Hardening with high frequency current
(induction hardening)
Induction hardening
We provide surface hardening services for steel products by means of high-frequency current hardening (HFH), the so-called induction hardening.
During surface hardening, only the surface layer is hardened to a specified depth, while the core of the product remains unhardened. The core of the product remains viscous and withstands impact loads well.
Induction heating occurs due to the thermal effect of the current induced in the product placed in an alternating magnetic field. The choice of the optimal thickness of the hardened layer is determined by the operating conditions of the workpiece. When the product operates only under wear or fatigue conditions, the thickness of the hardened layer is most often taken as 1.5-3.0 mm; under conditions of high contact loads and possible regrinding 4.0-5.0 mm. In the case of particularly high contact loads, the thickness of the hardened layer can reach 10-15 mm or more.
During surface hardening with high-frequency current, heating is carried out to a higher temperature than during conventional bulk hardening. This is due to two reasons. Firstly, at a very high heating rate, the temperatures of the critical points at which the transition of pearlite to austenite occurs increase, and secondly, this transformation must have time to be completed in a very short heating time, and the higher the temperature, the faster it occurs.
Despite the fact that high-frequency hardening is heated to a higher temperature than conventional hardening, the metal does not overheat. This is explained by the fact that the high-frequency heating time is very short, and the grain in the steel does not have time to grow. On the other hand, due to the higher heating temperature and more intensive cooling, the hardness after high-frequency hardening is approximately 2-3 Rockwell units higher. This ensures higher strength and wear resistance of the part surface.
In many cases, high-frequency hardening allows replacing alloy steels with cheaper carbon steels. This is explained by the fact that such important advantages of alloy steels as deep hardenability and less deformation lose their significance for a number of parts.
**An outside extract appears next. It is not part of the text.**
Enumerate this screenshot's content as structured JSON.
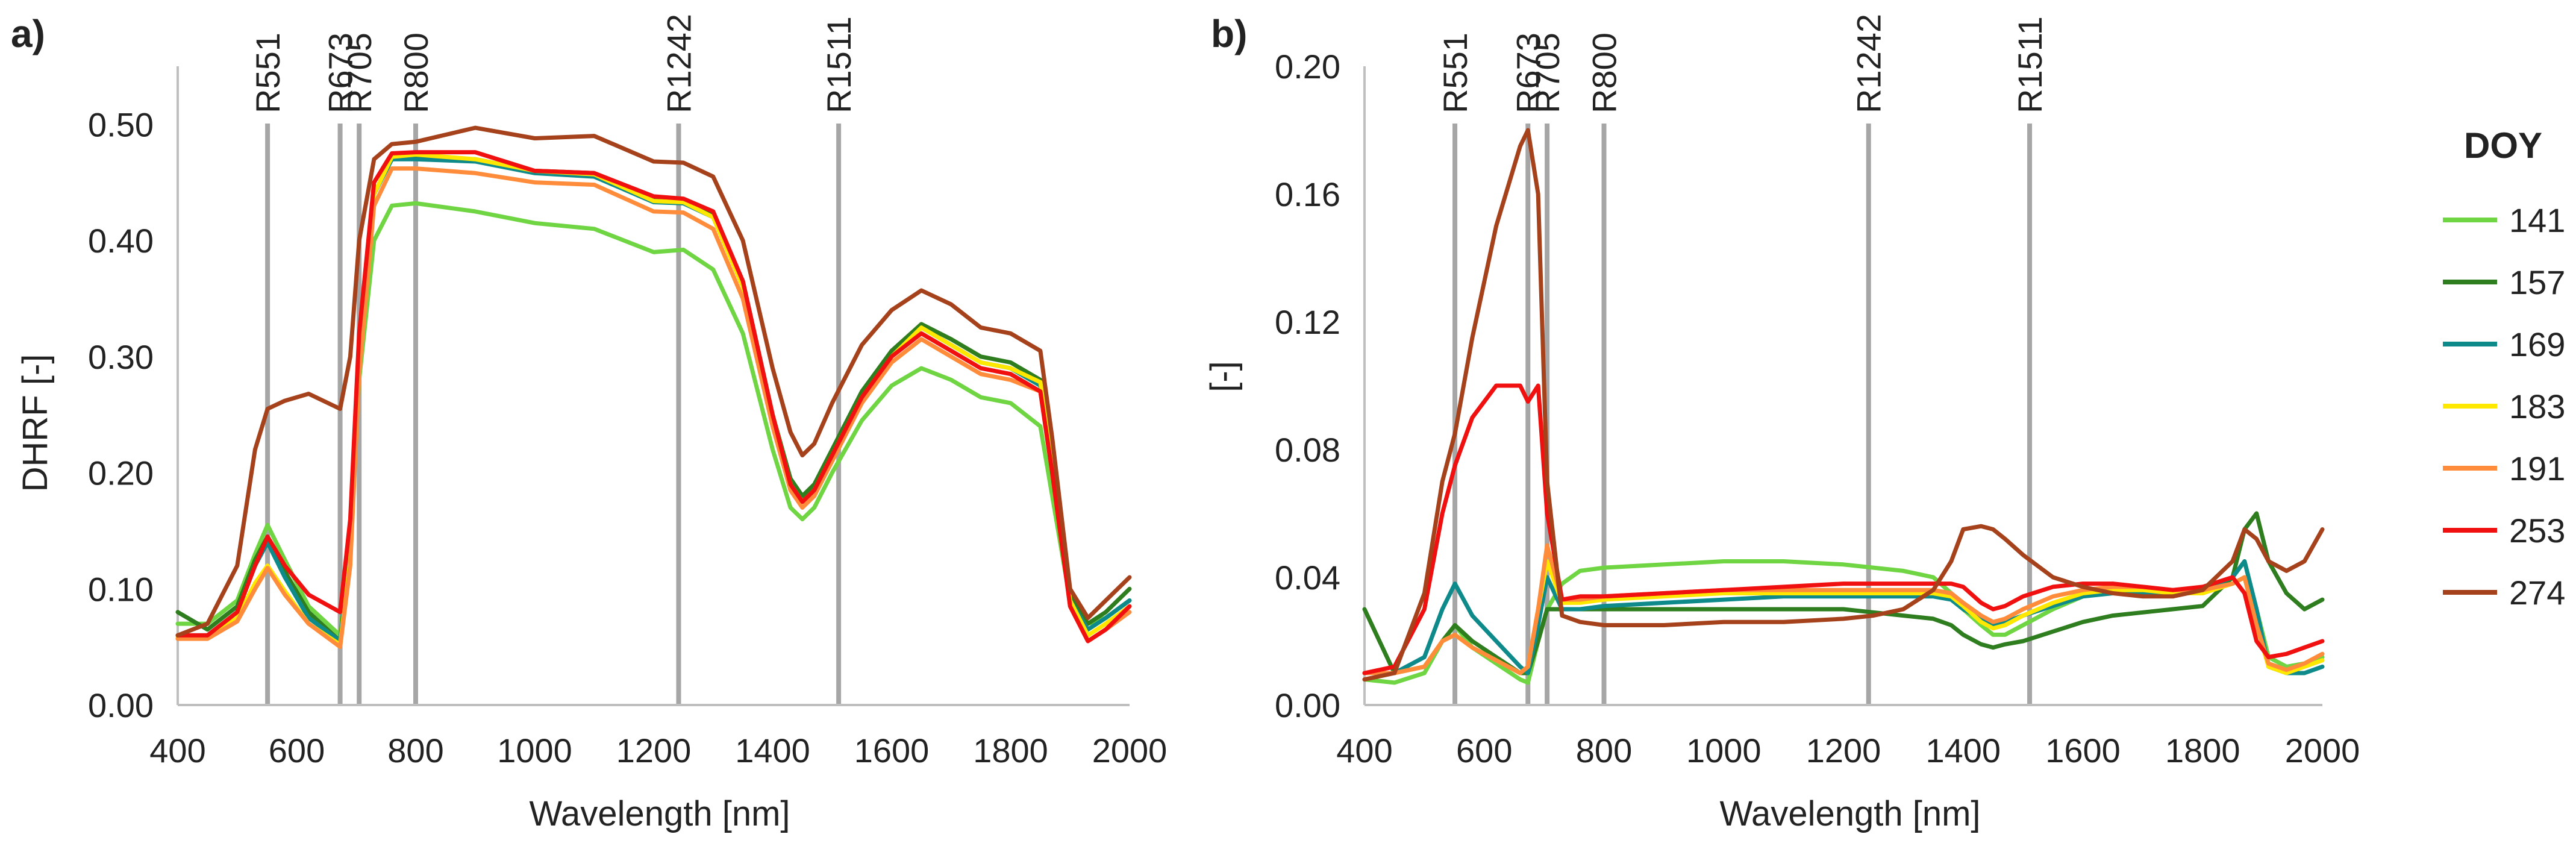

For example, when hardening gears with fine teeth, deep hardenability is even undesirable, since this can lead to through hardening of the teeth, which will cause their brittleness.
After surface high-frequency hardening, the parts are subjected to low tempering at a temperature of 160-200°C. This helps to reduce the brittleness of the hardened layer. Tempering is carried out in electric furnaces. Self-tempering can also be carried out.
Induction heating allows to reduce the duration of heat treatment, to obtain products without scale, which reduces the amount of allowance for further mechanical processing and reduces deformation and warping of products during heat treatment.
Purposes of surface hardening:
• increase in hardness;
• increase in wear resistance;
• increase in the endurance limit.